On its part, Safaricom is buoyed by growing revenue from SMS and mobile data and is hoping that online TV content will push more people to consume more data.
"We expect major growth in the content business mainly supported by local content industry in the areas of entertainment; increased penetration of affordable smartphones, new technologies like LTE and the digital migration will be anchor pillars to this growth," said Nzioka Waita, Safaricom corporate affairs director.
Safaricom launched its "Web box" service in 2011. The box allows users to transform their TVs into PCs and carry out normal unctions as they would on a PC or laptop. The online TV service aims to take advantage of massive infrastructure investments and keep consumers within the Safaricom network.
In addition to such large companies, there are smaller businesses like Afrokidz, a software publisher that develops African- themed innovative mobile and tablet applications for children and families. The company packages African oral narratives in a fun and exciting way for children or adults who want to know more about African traditions.

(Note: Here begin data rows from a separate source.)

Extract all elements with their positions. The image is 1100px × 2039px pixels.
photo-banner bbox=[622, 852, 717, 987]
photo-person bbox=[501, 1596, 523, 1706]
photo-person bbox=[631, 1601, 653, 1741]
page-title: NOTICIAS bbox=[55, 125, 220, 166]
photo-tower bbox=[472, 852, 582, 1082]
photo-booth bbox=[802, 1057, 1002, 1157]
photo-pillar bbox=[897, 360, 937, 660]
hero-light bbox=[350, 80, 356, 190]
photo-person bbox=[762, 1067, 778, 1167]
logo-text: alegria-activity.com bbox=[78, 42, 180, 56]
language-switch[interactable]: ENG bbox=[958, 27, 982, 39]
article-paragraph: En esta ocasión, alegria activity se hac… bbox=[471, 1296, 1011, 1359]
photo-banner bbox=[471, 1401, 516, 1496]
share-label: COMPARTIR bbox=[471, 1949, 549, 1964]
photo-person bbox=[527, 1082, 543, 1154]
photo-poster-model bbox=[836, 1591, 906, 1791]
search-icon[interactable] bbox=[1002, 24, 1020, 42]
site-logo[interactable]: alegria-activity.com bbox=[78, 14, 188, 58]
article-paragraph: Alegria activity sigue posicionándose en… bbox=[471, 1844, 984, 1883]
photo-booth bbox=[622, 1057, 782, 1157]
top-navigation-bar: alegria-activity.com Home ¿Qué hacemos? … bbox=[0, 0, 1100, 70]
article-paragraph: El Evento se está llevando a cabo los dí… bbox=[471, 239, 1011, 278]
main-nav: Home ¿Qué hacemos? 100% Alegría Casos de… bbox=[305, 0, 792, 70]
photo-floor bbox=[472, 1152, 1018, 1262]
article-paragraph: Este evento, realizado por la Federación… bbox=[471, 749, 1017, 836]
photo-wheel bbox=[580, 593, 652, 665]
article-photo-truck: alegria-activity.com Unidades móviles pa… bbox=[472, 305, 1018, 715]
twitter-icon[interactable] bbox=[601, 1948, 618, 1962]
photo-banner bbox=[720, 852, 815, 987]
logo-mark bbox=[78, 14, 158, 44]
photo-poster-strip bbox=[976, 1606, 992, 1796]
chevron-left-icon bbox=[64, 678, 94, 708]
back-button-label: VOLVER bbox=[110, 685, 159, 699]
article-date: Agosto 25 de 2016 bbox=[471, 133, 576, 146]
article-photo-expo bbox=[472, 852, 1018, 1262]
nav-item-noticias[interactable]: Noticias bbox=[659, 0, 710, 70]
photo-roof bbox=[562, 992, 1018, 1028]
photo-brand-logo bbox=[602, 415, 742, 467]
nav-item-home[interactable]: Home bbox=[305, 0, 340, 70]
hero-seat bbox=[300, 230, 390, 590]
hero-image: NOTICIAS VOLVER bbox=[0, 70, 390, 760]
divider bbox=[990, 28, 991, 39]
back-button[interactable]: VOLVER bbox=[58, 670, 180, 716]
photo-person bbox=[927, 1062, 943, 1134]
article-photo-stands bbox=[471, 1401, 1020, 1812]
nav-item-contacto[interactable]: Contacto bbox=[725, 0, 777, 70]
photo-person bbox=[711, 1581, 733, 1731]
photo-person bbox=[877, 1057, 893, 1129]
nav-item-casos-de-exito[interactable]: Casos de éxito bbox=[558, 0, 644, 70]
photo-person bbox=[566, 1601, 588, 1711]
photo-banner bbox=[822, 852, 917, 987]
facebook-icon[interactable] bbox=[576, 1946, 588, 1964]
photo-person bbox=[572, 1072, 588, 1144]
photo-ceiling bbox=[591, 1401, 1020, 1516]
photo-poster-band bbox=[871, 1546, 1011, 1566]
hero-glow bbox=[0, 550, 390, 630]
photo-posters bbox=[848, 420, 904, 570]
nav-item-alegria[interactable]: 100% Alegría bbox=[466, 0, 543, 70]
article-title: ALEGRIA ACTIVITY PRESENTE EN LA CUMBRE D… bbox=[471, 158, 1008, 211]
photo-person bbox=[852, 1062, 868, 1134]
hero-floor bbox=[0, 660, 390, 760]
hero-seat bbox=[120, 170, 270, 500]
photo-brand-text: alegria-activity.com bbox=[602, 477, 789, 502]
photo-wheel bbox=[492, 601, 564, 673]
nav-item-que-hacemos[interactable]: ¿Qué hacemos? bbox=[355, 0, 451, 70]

"Our African cultural traditions are mainly oral and were passed from one generation to the other through stories and songs; urbanization has greatly affected how this knowledge is passed and we are using technology to ensure that this valuable information is preserved," said Njeri Wangari, founder and CEO of Afrokidz.
The Safari Tales App provides folk tales, poems, tongue twisters, songs, proverbs and idioms, among other traditional forms of story telling. The app also allows users to learn Kiswahili.
Safari Tales was funded by individuals, family and friends, and it took two years to develop, a challenge Wangari attributes to funding constraints and the lack of a technology company willing to see the vision and commit the time it takes to develop it.
"When I first mentioned a mobile app to illustrators in the publishing industry, they had no idea what I was talking about, the same happened with the team of story tellers that I worked with to develop the first batch of 15 narratives," Wangari said." "I had to look for other apps that were doing something almost similar to what we wanted to achieve in order to make my point," added Wangari, whose background is in publishing and technology.
Investors in this sector are a somewhat lucky, because the Communications Commission of Kenya has not developed any framework for online content distribution. Currently, the policy addresses broadcast content and has regulations relating and affecting broadcasters. Investors in online video on-demand services are not required to obtain licenses or seek approval for their business.
The migration from analog to digital TV later this month is expected to free up spectrum as part of the so-called "digital dividend." There is no policy on how the digital dividend will be subdivided but it is expected that smaller players will be allocated frequencies for last mile connectivity, especially in rural and economically unattractive areas.